He was a business partner with a former Donald Trump campaign manager. He’s a wealthy Russian oligarch who made billions in natural gas—possibly with help from President Vladimir Putin—and he was also tied to Ukraine’s Russia-friendly former President Viktor Yanukovych.

It’s also possible he might be a missing link to Trump and his campaign and administration’s alleged ties to Russia. It doesn't end there: He may be headed to the United States to face racketeering charges.

His name is Dmitry Firtash and an Austrian appeals court ruled Tuesday that he could be extradited to the U.S., overturning a lower court’s ruling and flipping his fate over to Austria’s Ministry of Justice, Bloomberg reported.

“It wasn’t for us to judge whether Mr. Firtash was guilty, but only whether the extradition is allowed,” Judge Leo Levnaic-Iwanski said. “This decision only means that another country will make a decision whether he is guilty.”

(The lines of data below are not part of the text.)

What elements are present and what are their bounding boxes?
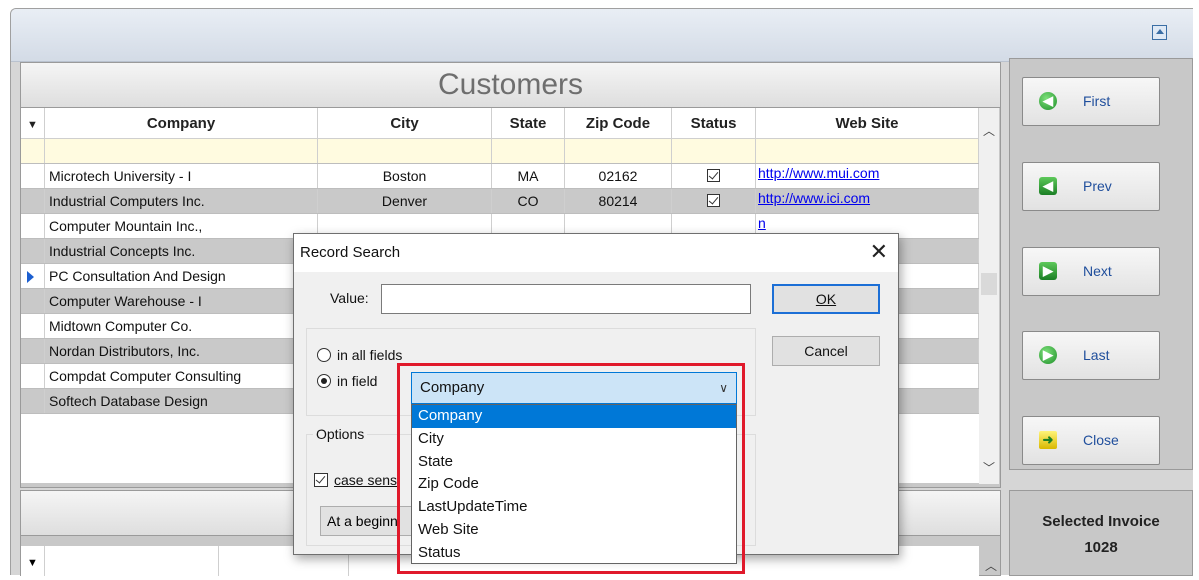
column-header-company[interactable]: Company	[45, 108, 318, 139]
city-cell[interactable]: Boston	[318, 164, 492, 188]
scroll-thumb[interactable]	[981, 273, 997, 295]
cancel-button[interactable]: Cancel	[772, 336, 880, 366]
value-label: Value:	[330, 290, 369, 306]
status-cell[interactable]	[672, 189, 756, 213]
filter-cell[interactable]	[45, 139, 318, 163]
scroll-up-icon[interactable]: ︿	[983, 122, 995, 139]
close-label: Close	[1083, 432, 1119, 448]
status-checkbox[interactable]	[707, 194, 720, 207]
company-cell[interactable]: Industrial Concepts Inc.	[45, 239, 318, 263]
selected-invoice-label: Selected Invoice	[1042, 513, 1160, 530]
first-arrow-icon: ◀	[1039, 92, 1057, 110]
web-site-link[interactable]: http://www.mui.com	[756, 164, 979, 188]
next-arrow-icon: ▶	[1039, 262, 1057, 280]
company-cell[interactable]: Midtown Computer Co.	[45, 314, 318, 338]
column-selector[interactable]: ▼	[21, 546, 45, 576]
invoice-column-header[interactable]	[45, 546, 219, 576]
column-header-state[interactable]: State	[492, 108, 565, 139]
company-cell[interactable]: Computer Mountain Inc.,	[45, 214, 318, 238]
prev-label: Prev	[1083, 178, 1112, 194]
all-fields-label[interactable]: in all fields	[337, 347, 402, 363]
ok-label: OK	[815, 291, 837, 307]
selected-invoice-value: 1028	[1084, 539, 1118, 556]
last-label: Last	[1083, 347, 1110, 363]
column-selector[interactable]: ▼	[21, 108, 45, 139]
dialog-title-bar[interactable]: Record Search ✕	[294, 234, 898, 272]
column-header-zip[interactable]: Zip Code	[565, 108, 672, 139]
top-bar	[11, 9, 1193, 62]
scroll-down-icon[interactable]: ﹀	[983, 459, 995, 476]
all-fields-radio[interactable]	[317, 348, 331, 362]
company-cell[interactable]: Compdat Computer Consulting	[45, 364, 318, 388]
filter-cell[interactable]	[318, 139, 492, 163]
state-cell[interactable]: CO	[492, 189, 565, 213]
zip-cell[interactable]: 02162	[565, 164, 672, 188]
invoice-info-panel: Selected Invoice 1028	[1009, 490, 1193, 576]
last-button[interactable]: ▶ Last	[1022, 331, 1160, 380]
prev-arrow-icon: ◀	[1039, 177, 1057, 195]
company-cell[interactable]: Nordan Distributors, Inc.	[45, 339, 318, 363]
restore-icon[interactable]	[1152, 25, 1167, 40]
row-selector[interactable]	[21, 264, 45, 288]
company-cell[interactable]: Industrial Computers Inc.	[45, 189, 318, 213]
status-cell[interactable]	[672, 164, 756, 188]
in-field-radio[interactable]	[317, 374, 331, 388]
in-field-label[interactable]: in field	[337, 373, 377, 389]
next-button[interactable]: ▶ Next	[1022, 247, 1160, 296]
close-button[interactable]: ➜ Close	[1022, 416, 1160, 465]
filter-row[interactable]	[21, 139, 979, 164]
table-row[interactable]: Industrial Computers Inc. Denver CO 8021…	[21, 189, 979, 214]
status-checkbox[interactable]	[707, 169, 720, 182]
navigation-panel: ◀ First ◀ Prev ▶ Next ▶ Last ➜ Close	[1009, 58, 1193, 470]
exit-door-icon: ➜	[1039, 431, 1057, 449]
case-sensitive-label[interactable]: case sens	[334, 472, 397, 488]
cancel-label: Cancel	[804, 343, 848, 359]
row-selector[interactable]	[21, 164, 45, 188]
table-row[interactable]: Microtech University - I Boston MA 02162…	[21, 164, 979, 189]
highlight-annotation-box	[397, 363, 745, 574]
current-record-icon	[27, 271, 34, 283]
company-cell[interactable]: Computer Warehouse - I	[45, 289, 318, 313]
filter-cell[interactable]	[492, 139, 565, 163]
last-arrow-icon: ▶	[1039, 346, 1057, 364]
filter-cell[interactable]	[565, 139, 672, 163]
grid-title: Customers	[21, 63, 1000, 108]
row-selector[interactable]	[21, 289, 45, 313]
row-selector[interactable]	[21, 339, 45, 363]
column-header-status[interactable]: Status	[672, 108, 756, 139]
company-cell[interactable]: Softech Database Design	[45, 389, 318, 413]
case-sensitive-checkbox[interactable]	[314, 473, 328, 487]
column-header-city[interactable]: City	[318, 108, 492, 139]
zip-cell[interactable]: 80214	[565, 189, 672, 213]
grid-vertical-scrollbar[interactable]: ︿ ﹀	[979, 108, 999, 484]
company-cell[interactable]: Microtech University - I	[45, 164, 318, 188]
scroll-up-icon[interactable]: ︿	[985, 557, 997, 574]
row-selector[interactable]	[21, 214, 45, 238]
close-icon[interactable]: ✕	[870, 238, 888, 266]
row-selector[interactable]	[21, 389, 45, 413]
ok-button[interactable]: OK	[772, 284, 880, 314]
row-selector[interactable]	[21, 314, 45, 338]
state-cell[interactable]: MA	[492, 164, 565, 188]
first-label: First	[1083, 93, 1111, 109]
row-selector	[21, 139, 45, 163]
row-selector[interactable]	[21, 364, 45, 388]
company-cell[interactable]: PC Consultation And Design	[45, 264, 318, 288]
dialog-title: Record Search	[300, 244, 401, 261]
search-value-input[interactable]	[381, 284, 751, 314]
city-cell[interactable]: Denver	[318, 189, 492, 213]
filter-cell[interactable]	[756, 139, 979, 163]
options-legend: Options	[313, 426, 368, 442]
column-header-web-site[interactable]: Web Site	[756, 108, 979, 139]
row-selector[interactable]	[21, 239, 45, 263]
first-button[interactable]: ◀ First	[1022, 77, 1160, 126]
web-site-link[interactable]: http://www.ici.com	[756, 189, 979, 213]
next-label: Next	[1083, 263, 1112, 279]
row-selector[interactable]	[21, 189, 45, 213]
filter-cell[interactable]	[672, 139, 756, 163]
prev-button[interactable]: ◀ Prev	[1022, 162, 1160, 211]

Firtash, 51, was originally detained by Austrian officials on an arrest warrant for money laundering charges in Spain, according to Financial Times, and it will be up to the justice ministry to decide between the U.S. and Spain. There were also reports that Firtash reacted to the judge's verdict in "silent horror."

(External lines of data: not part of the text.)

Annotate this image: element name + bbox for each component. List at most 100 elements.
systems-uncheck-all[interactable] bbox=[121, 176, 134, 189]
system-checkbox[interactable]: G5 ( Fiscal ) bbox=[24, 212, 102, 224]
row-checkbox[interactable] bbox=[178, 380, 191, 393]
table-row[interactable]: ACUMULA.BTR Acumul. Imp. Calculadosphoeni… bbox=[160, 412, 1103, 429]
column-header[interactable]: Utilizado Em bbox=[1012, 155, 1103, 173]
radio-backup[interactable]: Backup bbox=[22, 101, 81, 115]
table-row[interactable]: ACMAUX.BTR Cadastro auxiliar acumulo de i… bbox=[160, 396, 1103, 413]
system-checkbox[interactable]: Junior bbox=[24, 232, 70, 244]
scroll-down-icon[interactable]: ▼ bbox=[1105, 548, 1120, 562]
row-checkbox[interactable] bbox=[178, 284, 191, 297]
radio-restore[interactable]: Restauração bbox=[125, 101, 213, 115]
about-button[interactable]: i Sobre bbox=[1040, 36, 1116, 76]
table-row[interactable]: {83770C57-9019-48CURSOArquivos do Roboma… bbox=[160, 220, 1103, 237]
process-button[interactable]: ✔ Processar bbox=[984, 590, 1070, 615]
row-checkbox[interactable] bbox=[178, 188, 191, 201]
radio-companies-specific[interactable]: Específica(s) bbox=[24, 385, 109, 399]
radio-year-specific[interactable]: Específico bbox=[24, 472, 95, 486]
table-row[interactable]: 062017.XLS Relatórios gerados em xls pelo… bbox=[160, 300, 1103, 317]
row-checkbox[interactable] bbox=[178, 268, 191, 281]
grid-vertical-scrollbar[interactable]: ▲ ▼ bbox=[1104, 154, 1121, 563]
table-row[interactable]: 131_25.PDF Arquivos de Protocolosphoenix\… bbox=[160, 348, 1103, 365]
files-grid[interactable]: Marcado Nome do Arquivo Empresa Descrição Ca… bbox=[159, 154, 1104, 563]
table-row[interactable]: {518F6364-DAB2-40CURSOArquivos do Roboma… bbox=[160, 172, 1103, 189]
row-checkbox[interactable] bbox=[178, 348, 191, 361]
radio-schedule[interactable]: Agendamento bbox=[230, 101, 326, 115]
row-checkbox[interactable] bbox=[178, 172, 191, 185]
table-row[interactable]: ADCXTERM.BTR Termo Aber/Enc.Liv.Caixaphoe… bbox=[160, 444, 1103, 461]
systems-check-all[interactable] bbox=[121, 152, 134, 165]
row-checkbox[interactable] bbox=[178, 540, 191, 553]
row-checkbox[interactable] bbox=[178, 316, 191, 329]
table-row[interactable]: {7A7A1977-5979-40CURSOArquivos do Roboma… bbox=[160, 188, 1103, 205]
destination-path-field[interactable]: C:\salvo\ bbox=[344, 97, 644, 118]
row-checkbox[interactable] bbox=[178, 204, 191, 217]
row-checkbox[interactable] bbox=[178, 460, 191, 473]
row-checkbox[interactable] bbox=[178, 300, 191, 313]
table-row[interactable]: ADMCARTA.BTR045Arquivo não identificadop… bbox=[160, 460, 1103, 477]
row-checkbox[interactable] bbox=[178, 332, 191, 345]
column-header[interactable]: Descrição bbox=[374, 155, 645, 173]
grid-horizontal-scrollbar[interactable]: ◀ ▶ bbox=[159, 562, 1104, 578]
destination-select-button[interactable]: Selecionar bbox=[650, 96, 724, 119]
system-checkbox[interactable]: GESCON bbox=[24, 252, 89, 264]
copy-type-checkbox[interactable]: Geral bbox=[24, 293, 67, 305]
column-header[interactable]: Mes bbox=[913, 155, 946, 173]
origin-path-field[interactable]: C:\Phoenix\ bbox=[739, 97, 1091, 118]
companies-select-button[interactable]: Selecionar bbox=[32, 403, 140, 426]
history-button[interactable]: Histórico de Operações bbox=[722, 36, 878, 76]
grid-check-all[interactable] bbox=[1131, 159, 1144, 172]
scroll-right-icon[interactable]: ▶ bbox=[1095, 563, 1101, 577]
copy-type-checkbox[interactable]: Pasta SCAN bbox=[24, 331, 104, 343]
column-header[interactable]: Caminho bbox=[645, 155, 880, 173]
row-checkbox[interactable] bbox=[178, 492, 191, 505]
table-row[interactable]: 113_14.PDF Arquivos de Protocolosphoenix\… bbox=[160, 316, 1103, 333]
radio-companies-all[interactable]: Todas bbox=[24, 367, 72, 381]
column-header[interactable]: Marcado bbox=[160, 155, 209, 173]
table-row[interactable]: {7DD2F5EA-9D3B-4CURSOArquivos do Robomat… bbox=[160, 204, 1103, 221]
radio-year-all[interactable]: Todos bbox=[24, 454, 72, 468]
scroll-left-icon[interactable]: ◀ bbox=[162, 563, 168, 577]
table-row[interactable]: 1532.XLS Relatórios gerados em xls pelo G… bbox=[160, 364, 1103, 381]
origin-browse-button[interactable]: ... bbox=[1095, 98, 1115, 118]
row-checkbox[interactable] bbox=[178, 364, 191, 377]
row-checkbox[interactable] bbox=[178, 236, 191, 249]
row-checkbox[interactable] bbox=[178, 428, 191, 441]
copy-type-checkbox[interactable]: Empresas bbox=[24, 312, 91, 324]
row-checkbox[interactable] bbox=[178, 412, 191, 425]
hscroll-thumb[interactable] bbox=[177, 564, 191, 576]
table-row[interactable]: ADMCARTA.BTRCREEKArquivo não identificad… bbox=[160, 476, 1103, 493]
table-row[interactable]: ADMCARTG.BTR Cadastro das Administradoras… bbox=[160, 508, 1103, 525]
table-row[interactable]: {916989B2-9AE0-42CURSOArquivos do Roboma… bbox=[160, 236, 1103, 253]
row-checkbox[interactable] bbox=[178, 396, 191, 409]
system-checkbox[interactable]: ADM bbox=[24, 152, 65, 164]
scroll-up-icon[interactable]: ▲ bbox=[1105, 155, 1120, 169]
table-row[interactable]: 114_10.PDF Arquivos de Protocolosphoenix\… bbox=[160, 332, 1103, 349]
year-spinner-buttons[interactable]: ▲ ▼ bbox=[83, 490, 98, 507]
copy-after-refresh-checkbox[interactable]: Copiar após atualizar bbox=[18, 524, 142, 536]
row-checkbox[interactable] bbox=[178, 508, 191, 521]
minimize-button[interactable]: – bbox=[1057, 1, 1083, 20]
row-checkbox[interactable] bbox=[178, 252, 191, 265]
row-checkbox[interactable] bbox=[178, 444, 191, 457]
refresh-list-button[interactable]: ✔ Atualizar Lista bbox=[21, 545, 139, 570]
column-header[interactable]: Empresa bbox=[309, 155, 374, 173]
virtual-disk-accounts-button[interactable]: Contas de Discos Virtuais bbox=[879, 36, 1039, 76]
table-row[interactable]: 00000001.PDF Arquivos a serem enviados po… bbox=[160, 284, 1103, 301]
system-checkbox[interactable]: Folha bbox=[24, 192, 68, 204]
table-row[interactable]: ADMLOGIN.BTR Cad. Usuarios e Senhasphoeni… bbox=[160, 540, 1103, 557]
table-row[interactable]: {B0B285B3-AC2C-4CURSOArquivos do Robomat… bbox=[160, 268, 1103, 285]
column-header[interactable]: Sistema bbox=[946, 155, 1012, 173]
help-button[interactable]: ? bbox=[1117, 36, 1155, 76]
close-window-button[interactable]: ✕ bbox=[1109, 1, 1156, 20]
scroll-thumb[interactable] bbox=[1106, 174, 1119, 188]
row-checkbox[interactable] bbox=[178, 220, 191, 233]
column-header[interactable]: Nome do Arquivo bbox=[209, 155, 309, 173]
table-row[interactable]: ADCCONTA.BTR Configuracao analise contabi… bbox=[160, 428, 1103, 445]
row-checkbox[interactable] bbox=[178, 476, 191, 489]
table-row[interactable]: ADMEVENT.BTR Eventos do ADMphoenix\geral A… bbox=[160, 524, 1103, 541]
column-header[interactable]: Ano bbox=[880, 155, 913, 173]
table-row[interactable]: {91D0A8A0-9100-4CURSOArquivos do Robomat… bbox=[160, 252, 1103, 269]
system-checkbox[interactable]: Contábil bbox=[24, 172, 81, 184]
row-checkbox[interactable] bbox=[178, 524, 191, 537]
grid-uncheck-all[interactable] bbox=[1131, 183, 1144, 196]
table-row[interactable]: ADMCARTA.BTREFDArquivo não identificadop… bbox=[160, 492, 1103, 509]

Firtash was arrested in Vienna in March 2014—shortly after Yanukovych was ousted from power by protesters—posted a $174 million bail and has remained in Austria ever since to await its courts’ ruling on his fate.

In April 2014, the Justice Department handed down six indictments, including one against the Ukrainian foreign national that alleged a conspiracy was undertaken to pay $18.5 million in bribes to Indian government officials to mine titanium along the country’s eastern coast. If it had been successful, the mine could have resulted in $500 million in sales of titanium products, including some sales to Chicago-based Boeing.

The charges in Spain stem from allegations of money laundering in Catalonia, where he possibly funneled more than $10.5 million through companies based in Cyprus and the Virgin Islands with two other unnamed men, according to FT.

What does this have to do with Trump, Putin and all the alleged ties to Russia? Well, Firtash was a former business partner of Paul Manafort, who served as chairman for Trump’s campaign last year and was also a political consultant in Ukraine while helping get Yanukovych elected. The New York Times reported in August that secret ledgers showed Manafort was paid $12.7 million from Yanukovych’s political party between 2007 and 2012. Manafort left the Trump campaign, however, the payments have not been confirmed.

And last week, anonymous sources with information regarding the U.S. intelligence community’s investigation into the Trump campaign’s “repeated” contact with Russian intelligence officials last year also included Manafort’s calls with the Russians, the Times reported.

In a far-reaching and extensive report on Firtash’s fate and possible links to Trump and Putin, Bloomberg last week detailed Manafort’s ties to Firtash. Former Ukraine Prime Minister Yulia Tymoshenko alleged in a lawsuit filed in a U.S. court in 2011 that the hotel and shopping mall Manafort and Firtash had planned to build in midtown Manhattan was nothing more than a means to launder money.